"It is not important." The door closed after Jane. She came close to him, irresolute. What could she say? She thought, with the heat of childishness, that she would give the blood out of her body, drop by drop, to comfort him. She wished that she had gone on and married him. "But I cannot say that I love him." This was a matter for life and death—even Kitty's polite soul recognized that—and not for a civil lie.

Again the man asserted himself before the woman: "No, there is nothing for you to say, Catharine," smiling. "There are some things it is better not to varnish over with words." He took up his hat after a pause, and turned a feeble, uncertain face to the window: "I—I might as well go now: I have a prayer-meeting this afternoon."

"And when you go you mean never to come back again?" cried Kitty, pale and red in a moment. "That's to be the end of it all?"

"What more can there be? It's all said." Yet after he had walked to the door he stood on the steps, looking about the room which had grown so familiar and dear to him. At Kitty he did not look.
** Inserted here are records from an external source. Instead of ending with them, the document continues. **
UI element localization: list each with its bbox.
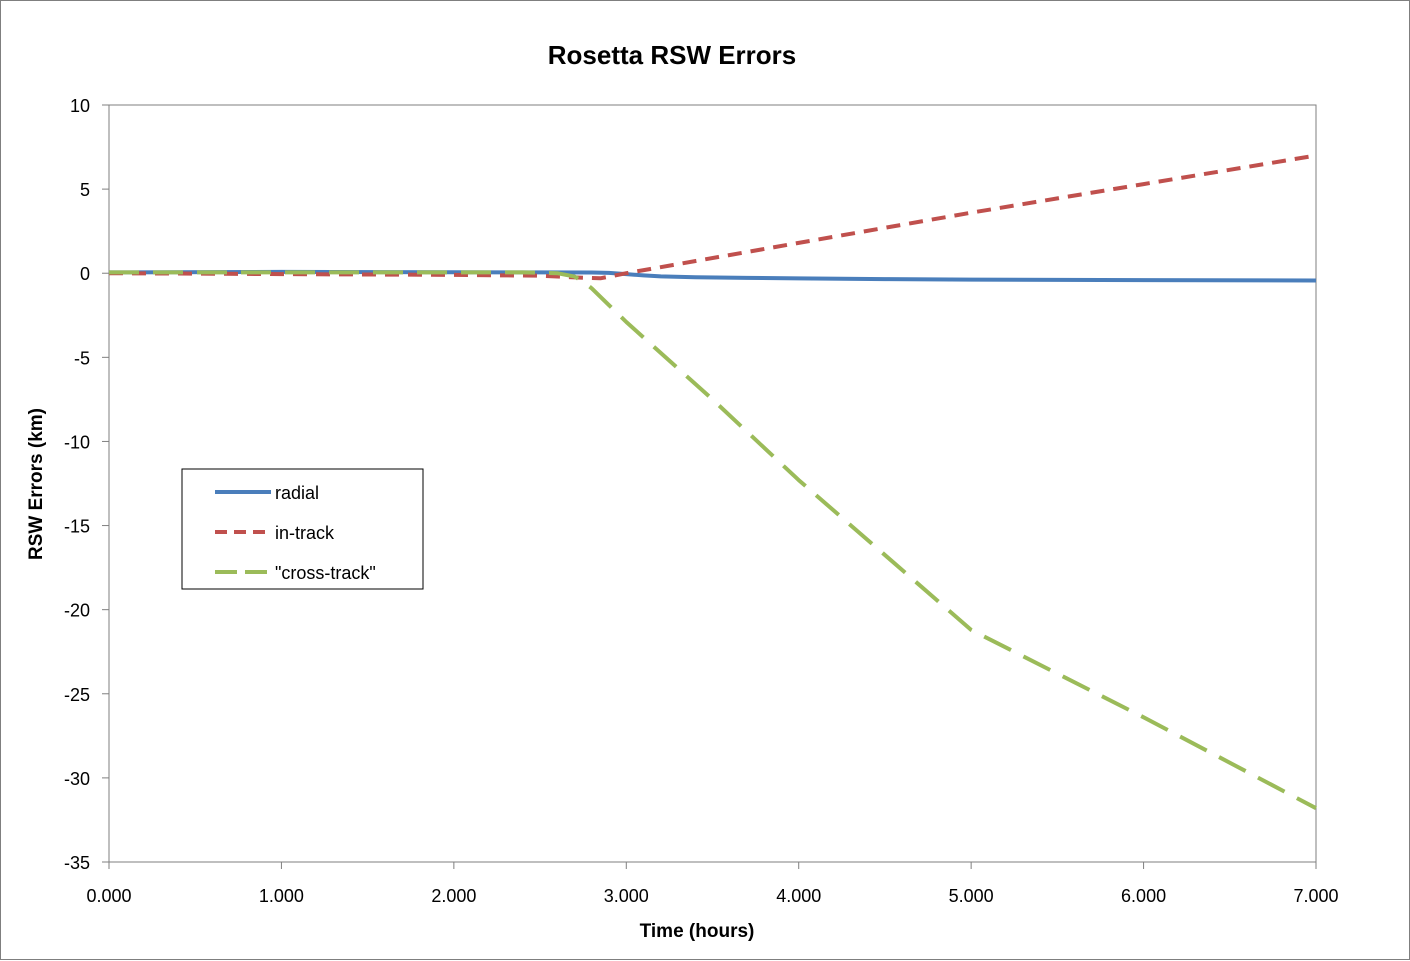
series-layer (108, 153, 1317, 810)
y-tick-label: -5 (74, 348, 90, 368)
legend-label: radial (275, 483, 319, 503)
x-axis-label: Time (hours) (640, 921, 755, 942)
x-tick-label: 5.000 (949, 886, 994, 906)
y-tick-label: -20 (64, 601, 90, 621)
y-tick-label: 10 (70, 96, 90, 116)
legend-label: in-track (275, 523, 335, 543)
x-tick-label: 4.000 (776, 886, 821, 906)
x-tick-label: 6.000 (1121, 886, 1166, 906)
x-axis: 0.000 1.000 2.000 3.000 4.000 5.000 6.000 7.000 (86, 862, 1339, 906)
y-tick-label: -35 (64, 853, 90, 873)
y-tick-label: -15 (64, 517, 90, 537)
legend-label: "cross-track" (275, 563, 376, 583)
x-tick-label: 2.000 (431, 886, 476, 906)
legend-box (181, 468, 424, 590)
y-tick-label: -10 (64, 432, 90, 452)
series-line-radial (108, 269, 1317, 283)
x-tick-label: 0.000 (86, 886, 131, 906)
x-tick-label: 7.000 (1293, 886, 1338, 906)
chart-title: Rosetta RSW Errors (548, 40, 797, 70)
y-tick-label: -30 (64, 769, 90, 789)
y-tick-label: -25 (64, 685, 90, 705)
y-tick-label: 0 (80, 264, 90, 284)
series-line-cross-track (109, 270, 1317, 810)
y-axis: 10 5 0 -5 -10 -15 -20 -25 -30 -35 (64, 96, 109, 873)
series-line-in-track (108, 153, 1317, 281)
y-axis-label: RSW Errors (km) (26, 408, 47, 560)
y-tick-label: 5 (80, 180, 90, 200)
plot-area (108, 104, 1317, 863)
x-tick-label: 1.000 (259, 886, 304, 906)
legend: radial in-track "cross-track" (181, 468, 424, 590)
x-tick-label: 3.000 (604, 886, 649, 906)
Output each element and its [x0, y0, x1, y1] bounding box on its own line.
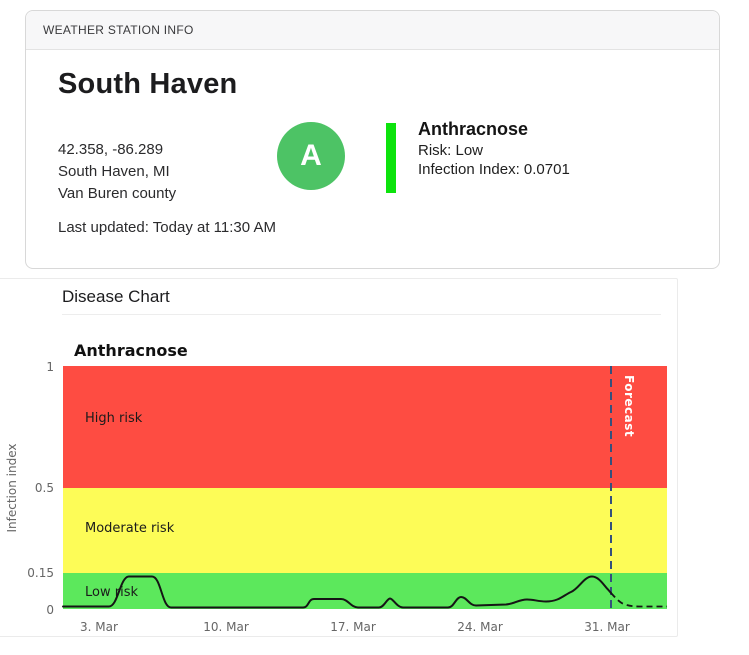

"Will you have a rose?" breaking one hastily from the trailing branches at the window. "To remember the old Book-shop." She had never given him anything before.

He threw it down: "I do not need a rose to make me remember," bitterly. "It is all said, child? You have nothing to tell me?" looking furtively at her.

For a long time she did not speak: "No, nothing."

"Good-bye, Kitty."

Kitty did not answer him. The tears ran hot and salt over her round cheeks as she watched the little man disappear through the walnuts. She went up stairs, and, still crying, chose one or two maudlin sonnets and a lock of black hair as mementoes to keep of him. She did keep them as long as she lived, and used frequently to sigh over them with a sentimental tenderness which the real Muller never had won from her.